Posted by Christine on July 16, 2009 in People |

Yesterday, my husband and I spent time speaking with a lawyer. Relax…we are not pulling a Jon and Kate and filing for divorce through public scrutiny; though as a side note, I’m totally team Kate. We were being rational, responsible adults and drawing up our Last Will and Testament. Nothing boasts a good time like hashing out how you want to be buried and whether or not you give your loved ones permission to pull the plug.

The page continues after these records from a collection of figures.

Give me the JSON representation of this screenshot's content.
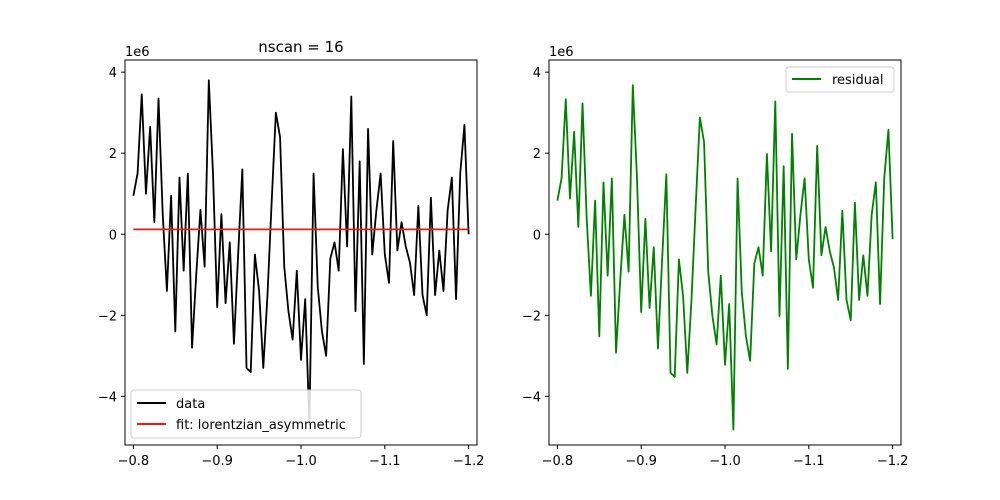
{
  "chart_data": [
    {
      "type": "line",
      "title": "nscan = 16",
      "xlabel": "",
      "ylabel": "",
      "y_multiplier_label": "1e6",
      "xlim": [
        -0.79,
        -1.21
      ],
      "ylim": [
        -5.2,
        4.3
      ],
      "x_ticks": [
        -0.8,
        -0.9,
        -1.0,
        -1.1,
        -1.2
      ],
      "x_tick_labels": [
        "−0.8",
        "−0.9",
        "−1.0",
        "−1.1",
        "−1.2"
      ],
      "y_ticks": [
        -4,
        -2,
        0,
        2,
        4
      ],
      "y_tick_labels": [
        "−4",
        "−2",
        "0",
        "2",
        "4"
      ],
      "legend_position": "lower-left",
      "series": [
        {
          "name": "data",
          "color": "#000000",
          "x": [
            -0.8,
            -0.805,
            -0.81,
            -0.815,
            -0.82,
            -0.825,
            -0.83,
            -0.835,
            -0.84,
            -0.845,
            -0.85,
            -0.855,
            -0.86,
            -0.865,
            -0.87,
            -0.875,
            -0.88,
            -0.885,
            -0.89,
            -0.895,
            -0.9,
            -0.905,
            -0.91,
            -0.915,
            -0.92,
            -0.925,
            -0.93,
            -0.935,
            -0.94,
            -0.945,
            -0.95,
            -0.955,
            -0.96,
            -0.965,
            -0.97,
            -0.975,
            -0.98,
            -0.985,
            -0.99,
            -0.995,
            -1.0,
            -1.005,
            -1.01,
            -1.015,
            -1.02,
            -1.025,
            -1.03,
            -1.035,
            -1.04,
            -1.045,
            -1.05,
            -1.055,
            -1.06,
            -1.065,
            -1.07,
            -1.075,
            -1.08,
            -1.085,
            -1.09,
            -1.095,
            -1.1,
            -1.105,
            -1.11,
            -1.115,
            -1.12,
            -1.125,
            -1.13,
            -1.135,
            -1.14,
            -1.145,
            -1.15,
            -1.155,
            -1.16,
            -1.165,
            -1.17,
            -1.175,
            -1.18,
            -1.185,
            -1.19,
            -1.195,
            -1.2
          ],
          "values": [
            0.95,
            1.5,
            3.45,
            1.0,
            2.65,
            0.3,
            3.35,
            0.5,
            -1.4,
            0.95,
            -2.4,
            1.4,
            -0.9,
            1.5,
            -2.8,
            -1.0,
            0.6,
            -0.8,
            3.8,
            1.5,
            -1.8,
            0.5,
            -1.7,
            -0.2,
            -2.7,
            -0.5,
            1.6,
            -3.3,
            -3.4,
            -0.5,
            -1.4,
            -3.3,
            -1.5,
            0.8,
            3.0,
            2.4,
            -0.8,
            -1.9,
            -2.6,
            -0.9,
            -3.1,
            -1.6,
            -4.7,
            1.5,
            -1.3,
            -2.4,
            -3.0,
            -0.6,
            -0.2,
            -0.9,
            2.1,
            -0.3,
            3.4,
            -1.9,
            1.8,
            -3.2,
            2.6,
            -0.5,
            0.6,
            1.5,
            -0.5,
            -1.2,
            2.3,
            -0.4,
            0.3,
            -0.3,
            -0.7,
            -1.5,
            0.7,
            -1.5,
            -2.0,
            0.9,
            -1.5,
            -0.4,
            -1.4,
            0.6,
            1.4,
            -1.6,
            1.5,
            2.7,
            0.0
          ]
        },
        {
          "name": "fit: lorentzian_asymmetric",
          "color": "#e41a1c",
          "x": [
            -0.8,
            -1.2
          ],
          "values": [
            0.12,
            0.12
          ]
        }
      ]
    },
    {
      "type": "line",
      "title": "",
      "xlabel": "",
      "ylabel": "",
      "y_multiplier_label": "1e6",
      "xlim": [
        -0.79,
        -1.21
      ],
      "ylim": [
        -5.2,
        4.3
      ],
      "x_ticks": [
        -0.8,
        -0.9,
        -1.0,
        -1.1,
        -1.2
      ],
      "x_tick_labels": [
        "−0.8",
        "−0.9",
        "−1.0",
        "−1.1",
        "−1.2"
      ],
      "y_ticks": [
        -4,
        -2,
        0,
        2,
        4
      ],
      "y_tick_labels": [
        "−4",
        "−2",
        "0",
        "2",
        "4"
      ],
      "legend_position": "top-right",
      "series": [
        {
          "name": "residual",
          "color": "#008000",
          "x": [
            -0.8,
            -0.805,
            -0.81,
            -0.815,
            -0.82,
            -0.825,
            -0.83,
            -0.835,
            -0.84,
            -0.845,
            -0.85,
            -0.855,
            -0.86,
            -0.865,
            -0.87,
            -0.875,
            -0.88,
            -0.885,
            -0.89,
            -0.895,
            -0.9,
            -0.905,
            -0.91,
            -0.915,
            -0.92,
            -0.925,
            -0.93,
            -0.935,
            -0.94,
            -0.945,
            -0.95,
            -0.955,
            -0.96,
            -0.965,
            -0.97,
            -0.975,
            -0.98,
            -0.985,
            -0.99,
            -0.995,
            -1.0,
            -1.005,
            -1.01,
            -1.015,
            -1.02,
            -1.025,
            -1.03,
            -1.035,
            -1.04,
            -1.045,
            -1.05,
            -1.055,
            -1.06,
            -1.065,
            -1.07,
            -1.075,
            -1.08,
            -1.085,
            -1.09,
            -1.095,
            -1.1,
            -1.105,
            -1.11,
            -1.115,
            -1.12,
            -1.125,
            -1.13,
            -1.135,
            -1.14,
            -1.145,
            -1.15,
            -1.155,
            -1.16,
            -1.165,
            -1.17,
            -1.175,
            -1.18,
            -1.185,
            -1.19,
            -1.195,
            -1.2
          ],
          "values": [
            0.83,
            1.38,
            3.33,
            0.88,
            2.53,
            0.18,
            3.23,
            0.38,
            -1.52,
            0.83,
            -2.52,
            1.28,
            -1.02,
            1.38,
            -2.92,
            -1.12,
            0.48,
            -0.92,
            3.68,
            1.38,
            -1.92,
            0.38,
            -1.82,
            -0.32,
            -2.82,
            -0.62,
            1.48,
            -3.42,
            -3.52,
            -0.62,
            -1.52,
            -3.42,
            -1.62,
            0.68,
            2.88,
            2.28,
            -0.92,
            -2.02,
            -2.72,
            -1.02,
            -3.22,
            -1.72,
            -4.82,
            1.38,
            -1.42,
            -2.52,
            -3.12,
            -0.72,
            -0.32,
            -1.02,
            1.98,
            -0.42,
            3.28,
            -2.02,
            1.68,
            -3.32,
            2.48,
            -0.62,
            0.48,
            1.38,
            -0.62,
            -1.32,
            2.18,
            -0.52,
            0.18,
            -0.42,
            -0.82,
            -1.62,
            0.58,
            -1.62,
            -2.12,
            0.78,
            -1.62,
            -0.52,
            -1.52,
            0.48,
            1.28,
            -1.72,
            1.38,
            2.58,
            -0.12
          ]
        }
      ]
    }
  ]
}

First I’d like to discuss the name of this document; Last Will and Testament.

I think it’s a horrible title for this document. It’s been called this since the end of time, I get it, but it sucks as a name. Here’s what I imagine when I hear about someone’s Last will. Stuffy old men, decked out in suits, sitting at the end of a long table with their glasses pulled down on their noses declaring your entire life was worth a measly 5 bucks.

DancePartyDocumentWhy couldn’t we decide to title the document something that conjures up more pleasant images?  How about we rename it to something more uplifting like “Down under dance party”. Or for the country music lover in you, “Boot scooting for eternity”.  We could even go more gothic and try out “The hand of destiny”. We could pay tribute to Metallica and name it “Fade to Black”. No? Listen Lady, at least give me some freaking spirit fingers when you say it!

We laid out our plans for how we’d like to be buried and who should be granted custody of our daughter. Do you think it’s implied that whoever gets the kid also gets the cat too? We also decided that if we both keel at the same time and our daughter inherits our money then she can’t access any of it till she’s 25. My husband thinks this will teach her that she needs to get an education and learn how to work and be responsible before she cashes in on us. Tell her what she’s won Johnny!!!!

Spirit_fingers!

Spirit fingers!

Here it is kid…your life hasn’t already been hard enough by losing your parents, but ribbed for your pleasure we’re going to throw in the extra nugget that you have to be a responsible adult before you ever gain anything from the two of us having a dance party 6 feet under.

I think he’s delusional. Not in the whole teaching her responsibility jazz, but rather in the whole, thinking we’d have any money left over after all our debt is paid off.

Surprisingly though, the two of us are fairly in sync in how we’d like to be buried, who gets our kid, and whether or not to pull the plug. If you are interested, the answer is NO.  We left the lawyers office feeling uplifted and cheery.